A cura di Francesca Fanolla


« prima parte

 

EFFETTI SULLA CIRCOLAZIONE SANGUIGNA:

in merito all'azione sulla circolazione sanguigna periferica ci sono studi e test abbastanza controversi. Alcuni ipotizzano che durante le vibrazioni ci sia un'apertura capillare sia quantitativamente che qualitativamente superiore e, quindi, una maggiore ossigenazione tissutale; tuttavia non è dimostrata ancora l'effettiva efficacia delle vibrazioni su soggetti affetti da problemi circolatori preesistenti. Si deduce quindi, che a livello scientifico-sperimentale, non ci sono ancora certezze sull'azione e sul miglioramento del flusso ematico ai muscoli e a livello capillare durante le vibrazioni.

DIMAGRIMENTO e  FUNZIONE ANTALGICA:

anche per quanto riguarda l'efficacia in termini di perdita di massa grassa, gli studi e i test effettuati per altro su soggetti allenati, non dimostrano significativi risultati. Tuttavia è risultato che, soprattutto dopo la seduta con vibrazioni, grazie alla produzione di vari ormoni che sembrano agire sulla lipolisi, si instaurasse una condizione organica favorevole alla riduzione di massa adiposa.
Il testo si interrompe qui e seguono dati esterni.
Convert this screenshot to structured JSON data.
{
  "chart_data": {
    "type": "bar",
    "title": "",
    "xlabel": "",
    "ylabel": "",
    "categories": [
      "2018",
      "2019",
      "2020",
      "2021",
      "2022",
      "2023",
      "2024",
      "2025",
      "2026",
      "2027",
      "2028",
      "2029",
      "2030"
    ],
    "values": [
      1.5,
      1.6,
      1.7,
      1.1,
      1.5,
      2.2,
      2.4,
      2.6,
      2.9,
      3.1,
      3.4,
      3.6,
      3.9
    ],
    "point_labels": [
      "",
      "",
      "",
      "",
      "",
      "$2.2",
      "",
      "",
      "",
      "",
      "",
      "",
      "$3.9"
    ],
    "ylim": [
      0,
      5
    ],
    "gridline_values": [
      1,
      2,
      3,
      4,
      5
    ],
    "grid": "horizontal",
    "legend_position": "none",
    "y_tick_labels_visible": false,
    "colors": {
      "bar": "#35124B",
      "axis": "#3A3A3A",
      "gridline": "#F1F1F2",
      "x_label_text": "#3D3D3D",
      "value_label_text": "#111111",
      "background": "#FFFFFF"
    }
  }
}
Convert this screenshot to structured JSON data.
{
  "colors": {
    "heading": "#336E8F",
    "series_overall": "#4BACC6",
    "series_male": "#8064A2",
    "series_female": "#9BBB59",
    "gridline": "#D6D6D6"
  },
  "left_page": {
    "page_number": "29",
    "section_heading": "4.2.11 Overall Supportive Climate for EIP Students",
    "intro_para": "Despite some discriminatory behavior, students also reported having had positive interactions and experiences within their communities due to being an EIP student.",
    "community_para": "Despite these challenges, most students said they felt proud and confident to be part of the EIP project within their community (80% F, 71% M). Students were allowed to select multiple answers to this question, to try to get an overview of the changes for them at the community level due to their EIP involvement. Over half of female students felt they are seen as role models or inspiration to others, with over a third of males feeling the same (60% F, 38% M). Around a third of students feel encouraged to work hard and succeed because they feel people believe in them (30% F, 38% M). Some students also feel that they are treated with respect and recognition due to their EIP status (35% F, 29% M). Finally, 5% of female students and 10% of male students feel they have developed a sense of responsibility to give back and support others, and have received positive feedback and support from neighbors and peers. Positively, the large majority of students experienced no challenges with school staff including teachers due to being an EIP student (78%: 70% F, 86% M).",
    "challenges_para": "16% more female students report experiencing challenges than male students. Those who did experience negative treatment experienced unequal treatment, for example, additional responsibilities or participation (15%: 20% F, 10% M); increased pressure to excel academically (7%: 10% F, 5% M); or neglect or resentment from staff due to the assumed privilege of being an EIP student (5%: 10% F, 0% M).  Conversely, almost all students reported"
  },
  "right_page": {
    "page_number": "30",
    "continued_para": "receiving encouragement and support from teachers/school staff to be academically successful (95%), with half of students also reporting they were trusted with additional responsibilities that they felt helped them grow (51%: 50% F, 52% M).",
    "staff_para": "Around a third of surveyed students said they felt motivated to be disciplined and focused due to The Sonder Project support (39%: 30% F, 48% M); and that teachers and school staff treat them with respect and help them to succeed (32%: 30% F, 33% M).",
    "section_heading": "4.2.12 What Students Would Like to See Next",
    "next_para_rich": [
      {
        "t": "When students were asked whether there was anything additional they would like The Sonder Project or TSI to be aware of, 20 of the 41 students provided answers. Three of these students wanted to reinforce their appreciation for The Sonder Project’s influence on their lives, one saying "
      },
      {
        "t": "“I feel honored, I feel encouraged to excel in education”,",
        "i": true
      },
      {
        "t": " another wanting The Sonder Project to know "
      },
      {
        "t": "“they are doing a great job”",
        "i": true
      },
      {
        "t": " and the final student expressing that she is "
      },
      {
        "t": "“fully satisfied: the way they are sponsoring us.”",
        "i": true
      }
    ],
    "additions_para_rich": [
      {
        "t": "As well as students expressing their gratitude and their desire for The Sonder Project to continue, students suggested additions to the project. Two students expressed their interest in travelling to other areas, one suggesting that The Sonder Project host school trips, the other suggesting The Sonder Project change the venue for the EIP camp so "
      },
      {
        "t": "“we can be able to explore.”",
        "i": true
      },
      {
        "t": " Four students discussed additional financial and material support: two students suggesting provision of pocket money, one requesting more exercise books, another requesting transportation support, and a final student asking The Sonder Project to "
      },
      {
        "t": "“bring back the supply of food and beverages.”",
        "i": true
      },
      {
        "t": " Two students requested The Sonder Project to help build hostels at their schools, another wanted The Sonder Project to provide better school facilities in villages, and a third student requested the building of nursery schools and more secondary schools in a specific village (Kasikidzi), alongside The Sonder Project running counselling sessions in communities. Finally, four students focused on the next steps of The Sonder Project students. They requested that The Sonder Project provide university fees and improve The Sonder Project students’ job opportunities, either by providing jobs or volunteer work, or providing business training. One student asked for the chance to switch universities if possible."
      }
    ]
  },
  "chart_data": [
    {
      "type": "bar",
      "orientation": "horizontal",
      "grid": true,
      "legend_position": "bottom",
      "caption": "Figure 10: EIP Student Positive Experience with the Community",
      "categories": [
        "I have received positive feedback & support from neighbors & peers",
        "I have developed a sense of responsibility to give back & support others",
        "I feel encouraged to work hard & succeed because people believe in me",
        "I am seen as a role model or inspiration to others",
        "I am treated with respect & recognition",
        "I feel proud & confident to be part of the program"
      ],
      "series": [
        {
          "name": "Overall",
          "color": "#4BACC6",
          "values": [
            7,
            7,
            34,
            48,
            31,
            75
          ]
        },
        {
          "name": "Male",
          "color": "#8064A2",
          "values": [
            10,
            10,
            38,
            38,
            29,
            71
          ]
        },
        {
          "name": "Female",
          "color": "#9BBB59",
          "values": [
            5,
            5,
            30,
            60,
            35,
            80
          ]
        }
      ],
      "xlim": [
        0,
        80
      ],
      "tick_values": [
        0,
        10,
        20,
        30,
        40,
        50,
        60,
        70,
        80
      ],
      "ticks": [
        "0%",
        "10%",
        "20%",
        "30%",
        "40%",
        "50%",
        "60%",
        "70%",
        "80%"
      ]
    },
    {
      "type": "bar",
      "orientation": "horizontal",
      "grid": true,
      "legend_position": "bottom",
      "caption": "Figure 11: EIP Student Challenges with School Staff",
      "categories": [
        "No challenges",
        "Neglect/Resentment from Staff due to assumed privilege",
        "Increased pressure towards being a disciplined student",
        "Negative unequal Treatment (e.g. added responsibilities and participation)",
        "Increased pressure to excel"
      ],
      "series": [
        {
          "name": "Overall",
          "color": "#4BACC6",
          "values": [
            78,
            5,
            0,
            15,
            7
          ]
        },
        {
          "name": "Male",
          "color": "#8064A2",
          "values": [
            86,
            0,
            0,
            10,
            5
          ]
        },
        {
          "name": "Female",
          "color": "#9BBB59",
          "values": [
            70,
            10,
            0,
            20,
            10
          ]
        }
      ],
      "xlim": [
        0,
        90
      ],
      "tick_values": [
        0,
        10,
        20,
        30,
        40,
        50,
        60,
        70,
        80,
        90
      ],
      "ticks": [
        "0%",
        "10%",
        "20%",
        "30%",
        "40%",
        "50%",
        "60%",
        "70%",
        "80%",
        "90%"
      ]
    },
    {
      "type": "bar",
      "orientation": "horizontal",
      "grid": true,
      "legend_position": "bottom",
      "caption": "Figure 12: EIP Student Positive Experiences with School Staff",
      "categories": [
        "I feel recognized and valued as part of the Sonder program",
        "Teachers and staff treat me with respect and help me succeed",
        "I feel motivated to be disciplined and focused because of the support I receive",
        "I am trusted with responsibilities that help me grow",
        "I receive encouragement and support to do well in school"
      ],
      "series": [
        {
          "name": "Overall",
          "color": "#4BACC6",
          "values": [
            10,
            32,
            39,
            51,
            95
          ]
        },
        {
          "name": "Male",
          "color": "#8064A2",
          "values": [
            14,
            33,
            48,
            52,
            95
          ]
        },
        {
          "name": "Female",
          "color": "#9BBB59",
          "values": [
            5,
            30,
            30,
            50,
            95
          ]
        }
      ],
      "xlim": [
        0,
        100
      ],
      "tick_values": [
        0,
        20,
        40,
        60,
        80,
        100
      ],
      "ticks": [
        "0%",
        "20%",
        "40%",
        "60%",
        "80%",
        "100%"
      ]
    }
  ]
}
Questo però, riscontrabile sempre e comunque in tempi abbastanza lunghi, quindi paragonabile ed equiparabile perfettamente alla riduzione di massa grassa ottenibile con un allenamento con pesi o con un lavoro aerobico su attrezzature cardio (cyclette, tapis roulant ecc..).
Riguardo alla presunta diminuzione del dolore, ci si riferisce essenzialmente al comunissimo mal di schiena localizzato  per lo più al tratto lombare, ma imputabile a varie cause diagnosticabili esclusivamente con una visita medica e, se necessario, con esami radiografici (potrebbero esserci patologie vertebrali come schiacciamenti, ernie ecc... per le quali è sconsigliato l'uso non controllato della pedana vibrante).
Anche in questo caso, quindi, è fondamentale una previa anamnesi medica per scongiurare la presenza di eventuali problematiche non compatibili con i benefici delle vibrazioni che, comunque, sono state riscontrate, seppure a lungo termine, su soggetti affetti da comune mal di schiena dovuto a vita sedentaria, posture scorrette ecc..

Alla luce di quanto detto il mio personale consiglio resta quello di trovare un angolino di tempo, anche un'ora per 3 giorni settimanali, da dedicare alla vecchia, salutare e assai gratificante attività motoria, che sia svolta in palestra o nei parchi o anche tra le mura domestiche con piccoli e pochi attrezzi, anziché utilizzare ESCLUSIVAMENTE la pedana vibrante che promette tanto ma poco mantiene, se non associata ad una costante e corretta attività fisica e, non dimentichiamolo, ad una corretta alimentazione.
In base alla mia esperienza professionale e personale ritengo che tutto (o quasi) ciò che ci viene proposto attualmente possa essere utile al mantenimento o al raggiungimento del benessere generale e della forma fisica, dai Cereali pubblicizzati al mattino in Tv alla pasta integrale, dal vecchio elettrostimolatore alla pedana vibrante e a quant'altro verrà nel tempo... l'importante è NON ESCLUDERE MAI l'attività motoria dalla propria vita e a non lasciarsi andare totalmente, per pigrizia e per disinformazione, a queste "scorciatoiè illusorie che tanto ci affascinano.
Vale sempre e comunque il detto saggio "se bello vuoi apparire, un po' devi soffrire...' e ora mano a scarpe da ginnastica e a borsone, BUON ALLENAMENTO!!!